L’histoire de la société civile relève donc ultimement d’un projet politique et moral. Mais la possibilité même de ce projet repose sur la compréhension des déterminants qui gouvernent l’action, ces lois que la science de la nature humaine a pour objet d’étudier. Cependant, les fondations de cette science nouvelle avaient été fortement ébranlées par les coups de boutoir du scepticisme triomphant qui, avec Hume, avait rendu problématique le concept même de nature humaine.
Parce qu’il fallait à Ferguson étayer son anthropologie sur une théorie de la connaissance, c’est vers Thomas Reid qu’il choisit de se tourner. Celui-ci avait publié, en 1764, An Inquiry into the Human Mind on the Principles of Common Sense, ouvrage explicitement destiné à réfuter le scepticisme de Hume, héritier de la théorie des idées représentatives de Locke.

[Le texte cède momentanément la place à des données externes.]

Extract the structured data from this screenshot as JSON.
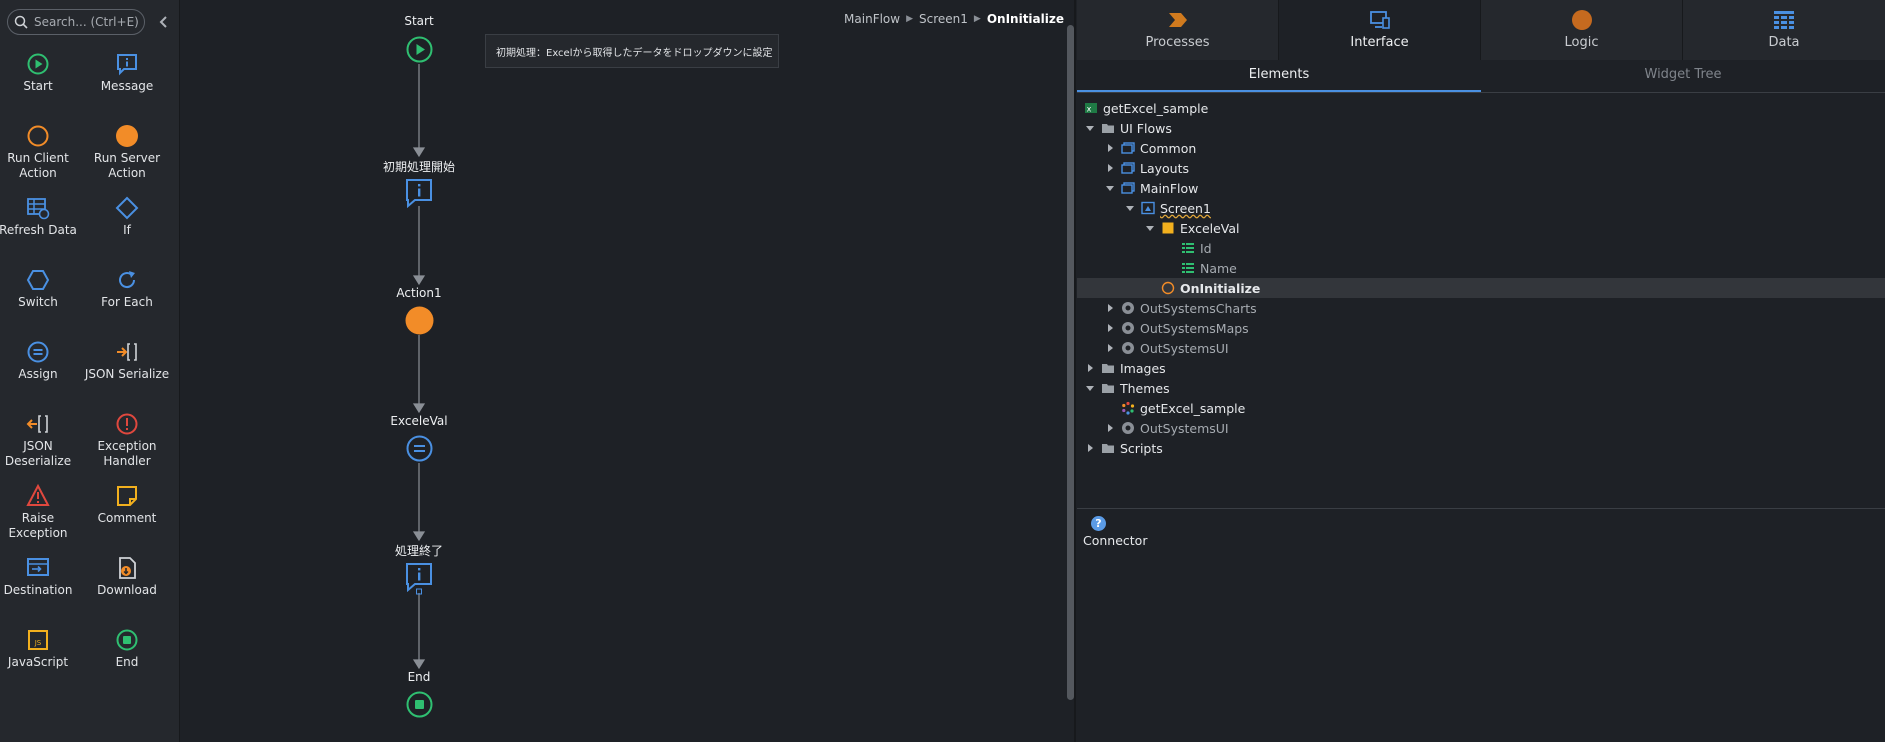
{
  "toolbox": {
    "search_placeholder": "Search... (Ctrl+E)",
    "items": [
      {
        "label": "Start",
        "icon": "play-circle-icon"
      },
      {
        "label": "Message",
        "icon": "message-icon"
      },
      {
        "label": "Run Client Action",
        "icon": "client-action-icon"
      },
      {
        "label": "Run Server Action",
        "icon": "server-action-icon"
      },
      {
        "label": "Refresh Data",
        "icon": "refresh-data-icon"
      },
      {
        "label": "If",
        "icon": "diamond-icon"
      },
      {
        "label": "Switch",
        "icon": "hexagon-icon"
      },
      {
        "label": "For Each",
        "icon": "loop-icon"
      },
      {
        "label": "Assign",
        "icon": "assign-icon"
      },
      {
        "label": "JSON Serialize",
        "icon": "json-serialize-icon"
      },
      {
        "label": "JSON Deserialize",
        "icon": "json-deserialize-icon"
      },
      {
        "label": "Exception Handler",
        "icon": "exception-handler-icon"
      },
      {
        "label": "Raise Exception",
        "icon": "warning-icon"
      },
      {
        "label": "Comment",
        "icon": "comment-icon"
      },
      {
        "label": "Destination",
        "icon": "destination-icon"
      },
      {
        "label": "Download",
        "icon": "download-icon"
      },
      {
        "label": "JavaScript",
        "icon": "javascript-icon"
      },
      {
        "label": "End",
        "icon": "stop-circle-icon"
      }
    ]
  },
  "canvas": {
    "breadcrumb": [
      "MainFlow",
      "Screen1",
      "OnInitialize"
    ],
    "tooltip": "初期処理：Excelから取得したデータをドロップダウンに設定",
    "nodes": [
      {
        "label": "Start"
      },
      {
        "label": "初期処理開始"
      },
      {
        "label": "Action1"
      },
      {
        "label": "ExceleVal"
      },
      {
        "label": "処理終了"
      },
      {
        "label": "End"
      }
    ]
  },
  "panel": {
    "tabs": [
      {
        "label": "Processes",
        "color": "#d07a1e"
      },
      {
        "label": "Interface",
        "color": "#4a90e2"
      },
      {
        "label": "Logic",
        "color": "#c56a1f"
      },
      {
        "label": "Data",
        "color": "#4a90e2"
      }
    ],
    "subtabs": [
      "Elements",
      "Widget Tree"
    ],
    "tree": [
      {
        "label": "getExcel_sample"
      },
      {
        "label": "UI Flows"
      },
      {
        "label": "Common"
      },
      {
        "label": "Layouts"
      },
      {
        "label": "MainFlow"
      },
      {
        "label": "Screen1"
      },
      {
        "label": "ExceleVal"
      },
      {
        "label": "Id"
      },
      {
        "label": "Name"
      },
      {
        "label": "OnInitialize"
      },
      {
        "label": "OutSystemsCharts"
      },
      {
        "label": "OutSystemsMaps"
      },
      {
        "label": "OutSystemsUI"
      },
      {
        "label": "Images"
      },
      {
        "label": "Themes"
      },
      {
        "label": "getExcel_sample"
      },
      {
        "label": "OutSystemsUI"
      },
      {
        "label": "Scripts"
      }
    ],
    "connector_label": "Connector"
  },
  "colors": {
    "accent_green": "#2fbf71",
    "accent_blue": "#4a90e2",
    "accent_orange": "#f28c28",
    "accent_red": "#e0483e",
    "accent_yellow": "#f2b01e"
  }
}
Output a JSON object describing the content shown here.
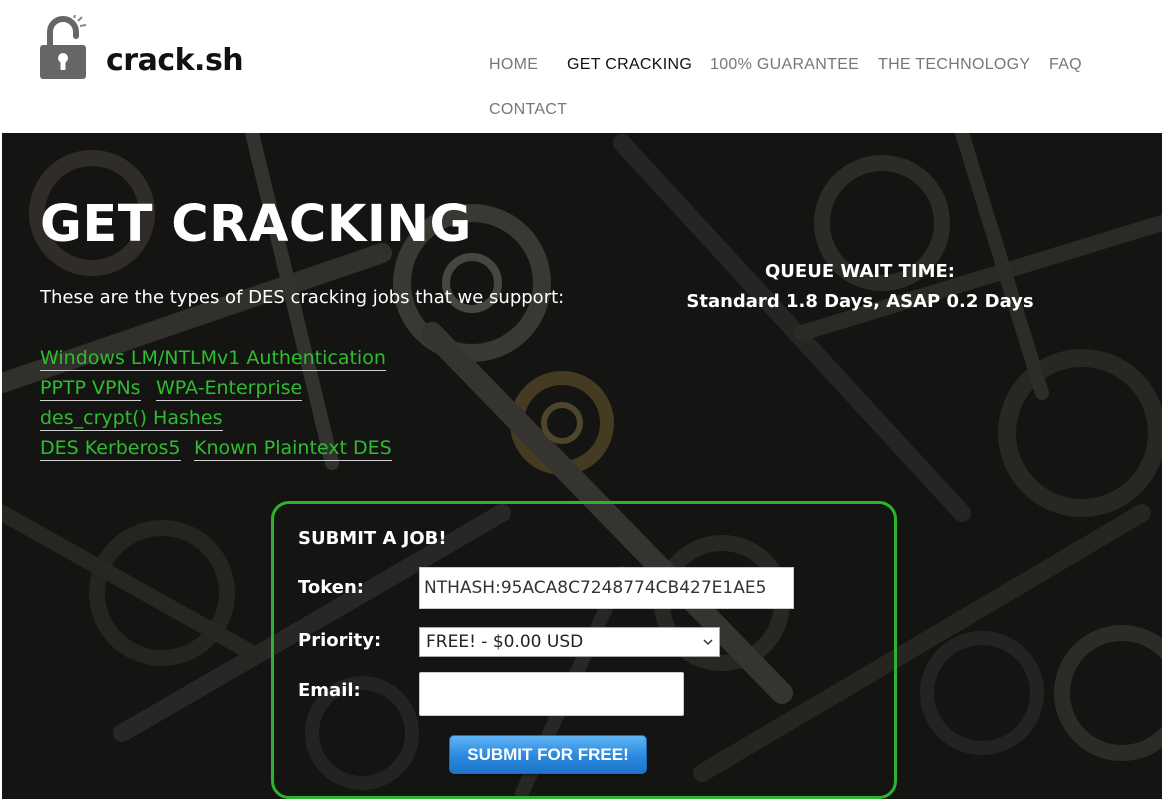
{
  "brand": {
    "name": "crack.sh"
  },
  "nav": {
    "items": [
      {
        "label": "HOME",
        "active": false
      },
      {
        "label": "GET CRACKING",
        "active": true
      },
      {
        "label": "100% GUARANTEE",
        "active": false
      },
      {
        "label": "THE TECHNOLOGY",
        "active": false
      },
      {
        "label": "FAQ",
        "active": false
      },
      {
        "label": "CONTACT",
        "active": false
      }
    ]
  },
  "hero": {
    "title": "GET CRACKING",
    "intro": "These are the types of DES cracking jobs that we support:",
    "queue": {
      "heading": "QUEUE WAIT TIME:",
      "value": "Standard 1.8 Days, ASAP 0.2 Days"
    },
    "job_types": [
      "Windows LM/NTLMv1 Authentication",
      "PPTP VPNs",
      "WPA-Enterprise",
      "des_crypt() Hashes",
      "DES Kerberos5",
      "Known Plaintext DES"
    ]
  },
  "form": {
    "heading": "SUBMIT A JOB!",
    "token_label": "Token:",
    "token_value": "NTHASH:95ACA8C7248774CB427E1AE5",
    "priority_label": "Priority:",
    "priority_selected": "FREE! - $0.00 USD",
    "email_label": "Email:",
    "email_value": "",
    "submit_label": "SUBMIT FOR FREE!"
  },
  "colors": {
    "link_green": "#2ebd2e",
    "form_border": "#2ab52a",
    "button_blue": "#2a88de",
    "nav_active": "#111111",
    "nav_inactive": "#777777"
  },
  "icons": {
    "logo": "padlock-icon",
    "select_arrow": "chevron-down-icon"
  }
}
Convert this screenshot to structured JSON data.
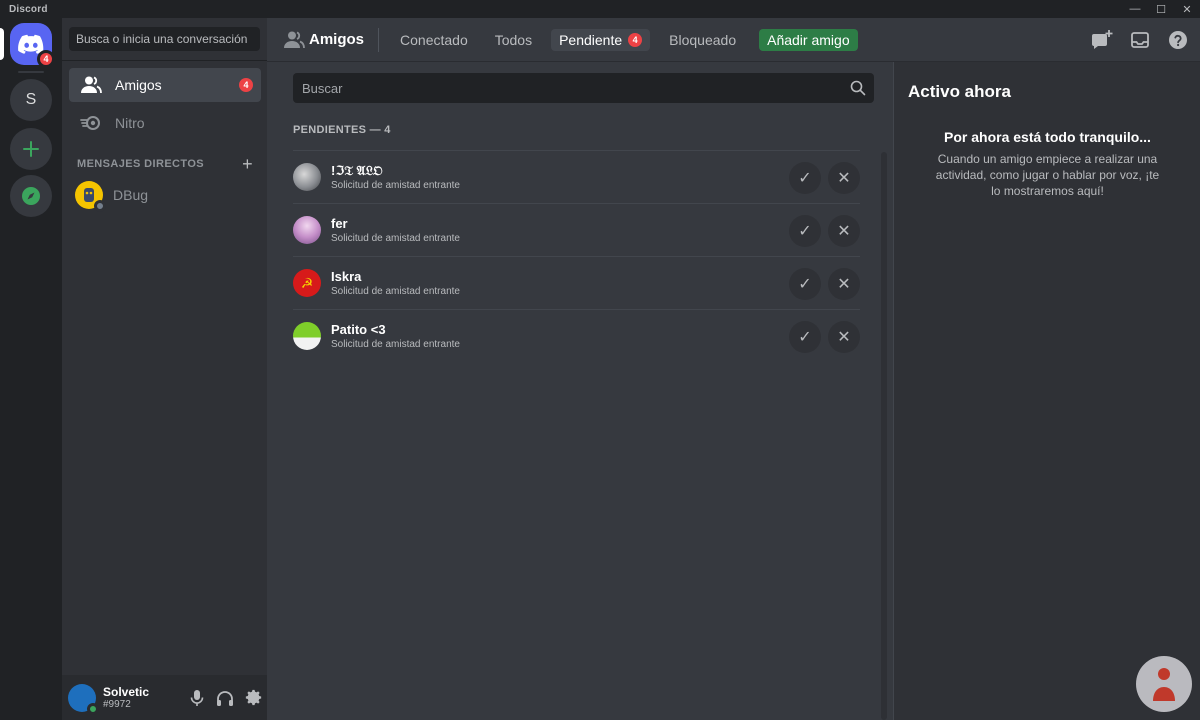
{
  "window": {
    "title": "Discord",
    "minimize_glyph": "—",
    "maximize_glyph": "☐",
    "close_glyph": "✕"
  },
  "server_rail": {
    "home_badge": "4",
    "server_initial": "S",
    "add_glyph": "+",
    "icons": [
      "discord-logo-icon",
      "plus-icon",
      "compass-icon"
    ]
  },
  "sidebar": {
    "search_label": "Busca o inicia una conversación",
    "nav": [
      {
        "label": "Amigos",
        "badge": "4",
        "icon": "friends-icon"
      },
      {
        "label": "Nitro",
        "icon": "nitro-icon"
      }
    ],
    "dm_header": "MENSAJES DIRECTOS",
    "dm_add": "+",
    "dms": [
      {
        "name": "DBug",
        "status": "offline"
      }
    ]
  },
  "user_panel": {
    "name": "Solvetic",
    "tag": "#9972",
    "status": "online",
    "icons": [
      "microphone-icon",
      "headphones-icon",
      "gear-icon"
    ]
  },
  "topbar": {
    "title": "Amigos",
    "tabs": [
      {
        "label": "Conectado"
      },
      {
        "label": "Todos"
      },
      {
        "label": "Pendiente",
        "badge": "4",
        "active": true
      },
      {
        "label": "Bloqueado"
      }
    ],
    "add_friend": "Añadir amigo",
    "icons": [
      "new-group-dm-icon",
      "inbox-icon",
      "help-icon"
    ]
  },
  "friends": {
    "search_placeholder": "Buscar",
    "section_title": "PENDIENTES — 4",
    "pending": [
      {
        "name": "!ℑ𝔗 𝔄𝔏𝔒",
        "subtitle": "Solicitud de amistad entrante",
        "avatar_color": "#8a8d92"
      },
      {
        "name": "fer",
        "subtitle": "Solicitud de amistad entrante",
        "avatar_color": "#c58fc9"
      },
      {
        "name": "Iskra",
        "subtitle": "Solicitud de amistad entrante",
        "avatar_color": "#d71a1a"
      },
      {
        "name": "Patito <3",
        "subtitle": "Solicitud de amistad entrante",
        "avatar_color": "#7fce2a"
      }
    ],
    "accept_glyph": "✓",
    "reject_glyph": "✕"
  },
  "active_now": {
    "title": "Activo ahora",
    "empty_title": "Por ahora está todo tranquilo...",
    "empty_desc": "Cuando un amigo empiece a realizar una actividad, como jugar o hablar por voz, ¡te lo mostraremos aquí!"
  },
  "colors": {
    "brand": "#5865f2",
    "badge": "#ed4245",
    "add_friend_bg": "#2d7d46",
    "online": "#3ba55d"
  }
}
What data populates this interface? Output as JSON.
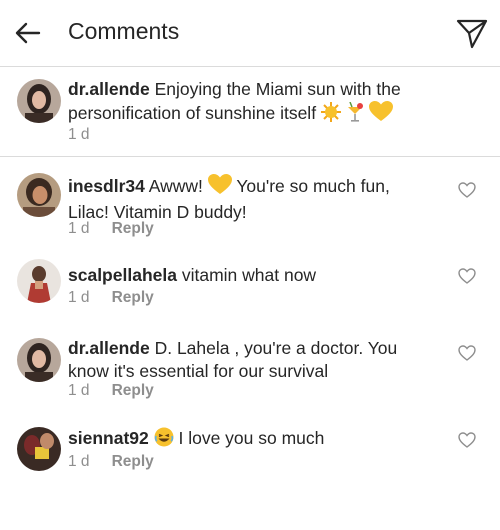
{
  "header": {
    "title": "Comments"
  },
  "caption": {
    "username": "dr.allende",
    "text": "Enjoying the Miami sun with the personification of sunshine itself",
    "emojis": [
      "sun",
      "tropical-drink",
      "yellow-heart"
    ],
    "time": "1 d"
  },
  "comments": [
    {
      "username": "inesdlr34",
      "text_before": "Awww!",
      "emoji": "yellow-heart",
      "text_after": "You're so much fun, Lilac! Vitamin D buddy!",
      "time": "1 d",
      "reply_label": "Reply"
    },
    {
      "username": "scalpellahela",
      "text": "vitamin what now",
      "time": "1 d",
      "reply_label": "Reply"
    },
    {
      "username": "dr.allende",
      "text": "D. Lahela , you're a doctor. You know it's essential for our survival",
      "time": "1 d",
      "reply_label": "Reply"
    },
    {
      "username": "siennat92",
      "emoji": "laughing-face",
      "text": "I love you so much",
      "time": "1 d",
      "reply_label": "Reply"
    }
  ],
  "colors": {
    "text": "#262626",
    "muted": "#8e8e8e",
    "divider": "#dbdbdb",
    "emoji_yellow": "#f7c12d"
  }
}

Nous montrerons d’abord ce que la théorie de la
connaissance qui sert de point d’appui au projet politique et moral de l’Essai
doit à l’épistémologie de Reid et à son « axiomatique du sens commun »,
inspirée du modèle de Newton. Nous verrons ensuite comment les croyances
communes, élevées à la dignité épistémique d’un savoir philosophique, sont
mobilisées contre le scepticisme accusé de saper les fondements de la vie
sociale et les conséquences de cette théorie à la fois sur le champ, les objets
et les sources de ce nouveau savoir anthropologique qui se développe à la
surface de l’Essai. Enfin, nous essaierons de montrer en quoi la prétention à
constituer un savoir nouveau sur l’homme se heurte à la réduction
méthodologique du discours anthropologique qui tient ce savoir très éloigné de
l’anthropologie moderne telle qu’elle se constituera à partir du XIXe siècle.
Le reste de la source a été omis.